1. A first zinc-plated steel material having a first base material, a first zinc plating layer formed on the first base material and containing zinc, and a first film formed on the first zinc plating layer, wherein at least one of urethane resin, acrylic resin, polyurethane resin, and polyester resin is included as an adhesion-enhancing resin in the film-forming component, An adhesive layer disposed on the first coating of the first galvanized steel material, A second zinc-plated steel material comprising: a second base material; a second zinc-plated layer formed on the second base material and containing zinc; and a second film formed on the second zinc-plated layer, wherein at least one of urethane resin, acrylic resin, polyurethane resin, and polyester resin is included as the adhesion-enhancing resin in the film-forming component, and which is superimposed on the first zinc-plated steel material and in contact with the adhesive layer, A joining material that mechanically joins the first galvanized steel material and the second galvanized steel material while penetrating the first galvanized steel material and the second galvanized steel material, A joining structure for galvanized steel materials, comprising the following features.

2. Each of the first and second coatings contains the acrylic resin and zirconium as the adhesion-improving resin. In the cross-section of the first film, the area ratio of the acrylic resin is 80 to 100 area%, in the region from the first surface to 1 / 5 of the film thickness, and in the cross-section of the second film, the area ratio of the acrylic resin is 80 to 100 area%, In each of the following regions, the area ratio of the acrylic resin is 5 to 50 area%, the first central region of the first film consists of a region from the center of the first film thickness toward the first surface and a region from the center of the first film thickness toward the first zinc plating layer and the second central region of the second film consists of a region from the center of the second film thickness toward the second surface and a region from the center of the second film thickness toward the second zinc plating layer and the area ratio of the acrylic resin is 5 to 50 area%, The joining structure for galvanized steel materials according to claim 1.

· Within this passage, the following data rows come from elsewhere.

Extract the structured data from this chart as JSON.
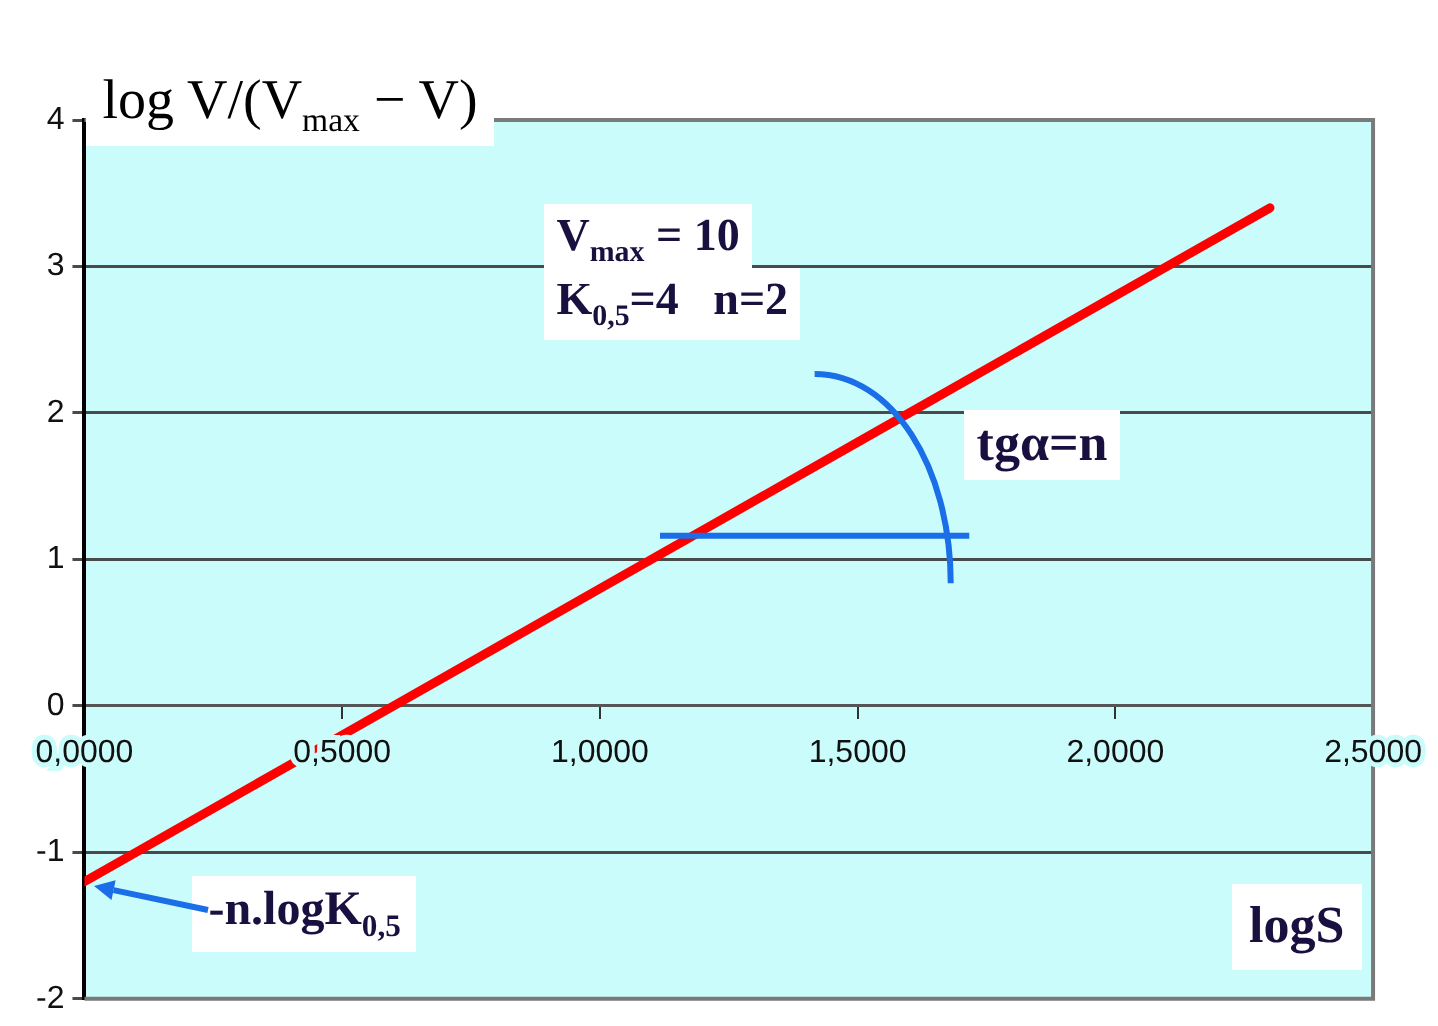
{
  "chart_data": {
    "type": "line",
    "ylabel": "log V/(V$_{max}$ − V)",
    "xlabel": "logS",
    "x": [
      0,
      0.5,
      1,
      1.5,
      2,
      2.3
    ],
    "series": [
      {
        "color": "#ff0000",
        "values": [
          -1.2,
          -0.2,
          0.8,
          1.8,
          2.8,
          3.4
        ]
      }
    ],
    "xlim": [
      0,
      2.5
    ],
    "xticks": [
      {
        "value": 0,
        "label": "0,0000"
      },
      {
        "value": 0.5,
        "label": "0,5000"
      },
      {
        "value": 1,
        "label": "1,0000"
      },
      {
        "value": 1.5,
        "label": "1,5000"
      },
      {
        "value": 2,
        "label": "2,0000"
      },
      {
        "value": 2.5,
        "label": "2,5000"
      }
    ],
    "ylim": [
      -2,
      4
    ],
    "yticks": [
      -2,
      -1,
      0,
      1,
      2,
      3,
      4
    ],
    "grid": "y",
    "legend": false,
    "marker": "none",
    "line_style": "solid",
    "annotations": [
      "V$_{max}$ = 10",
      "K$_{0,5}$=4   n=2",
      "tgα=n",
      {
        "text": "-n.logK$_{0,5}$",
        "x": 0,
        "y": -1.2
      }
    ]
  }
}
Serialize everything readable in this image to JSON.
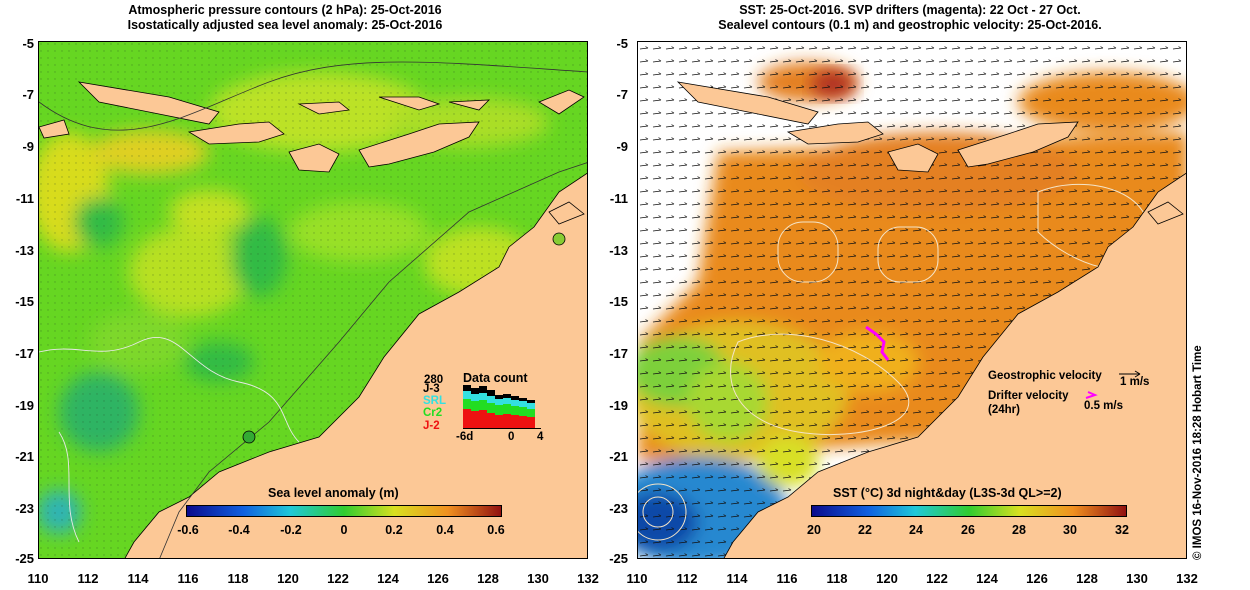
{
  "left_panel": {
    "title_line1": "Atmospheric pressure contours (2 hPa): 25-Oct-2016",
    "title_line2": "Isostatically adjusted sea level anomaly: 25-Oct-2016",
    "colorbar_label": "Sea level anomaly (m)",
    "colorbar_ticks": [
      "-0.6",
      "-0.4",
      "-0.2",
      "0",
      "0.2",
      "0.4",
      "0.6"
    ],
    "datacount": {
      "title": "Data count",
      "top_value": "280",
      "satellites": [
        "J-3",
        "SRL",
        "Cr2",
        "J-2"
      ],
      "satellite_colors": [
        "#000000",
        "#33e0e0",
        "#22dd22",
        "#ee1111"
      ],
      "axis_labels": [
        "-6d",
        "0",
        "4"
      ]
    }
  },
  "right_panel": {
    "title_line1": "SST: 25-Oct-2016. SVP drifters (magenta): 22 Oct - 27 Oct.",
    "title_line2": "Sealevel contours (0.1 m) and geostrophic velocity: 25-Oct-2016.",
    "colorbar_label": "SST (°C) 3d night&day (L3S-3d QL>=2)",
    "colorbar_ticks": [
      "20",
      "22",
      "24",
      "26",
      "28",
      "30",
      "32"
    ],
    "geo_velocity_label": "Geostrophic velocity",
    "geo_velocity_scale": "1 m/s",
    "drifter_label_line1": "Drifter velocity",
    "drifter_label_line2": "(24hr)",
    "drifter_scale": "0.5 m/s"
  },
  "axes": {
    "y_labels": [
      "-5",
      "-7",
      "-9",
      "-11",
      "-13",
      "-15",
      "-17",
      "-19",
      "-21",
      "-23",
      "-25"
    ],
    "x_labels": [
      "110",
      "112",
      "114",
      "116",
      "118",
      "120",
      "122",
      "124",
      "126",
      "128",
      "130",
      "132"
    ]
  },
  "credit": "© IMOS 16-Nov-2016 18:28 Hobart Time",
  "colors": {
    "land": "#fcc896",
    "sla_green": "#66d622",
    "sst_orange": "#e98a1e"
  }
}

3. The adhesion-enhancing resin contained in the first film and the adhesion-enhancing resin contained in the second film are both acrylic resins. The adhesive of the aforementioned adhesive layer is an acrylic adhesive. The joining structure for galvanized steel materials according to claim 1 or 2.

4. The yield strength of at least one of the first galvanized steel material and the second galvanized steel material is 500 [MPa] or more. The joining structure for galvanized steel materials according to claim 1 or 2.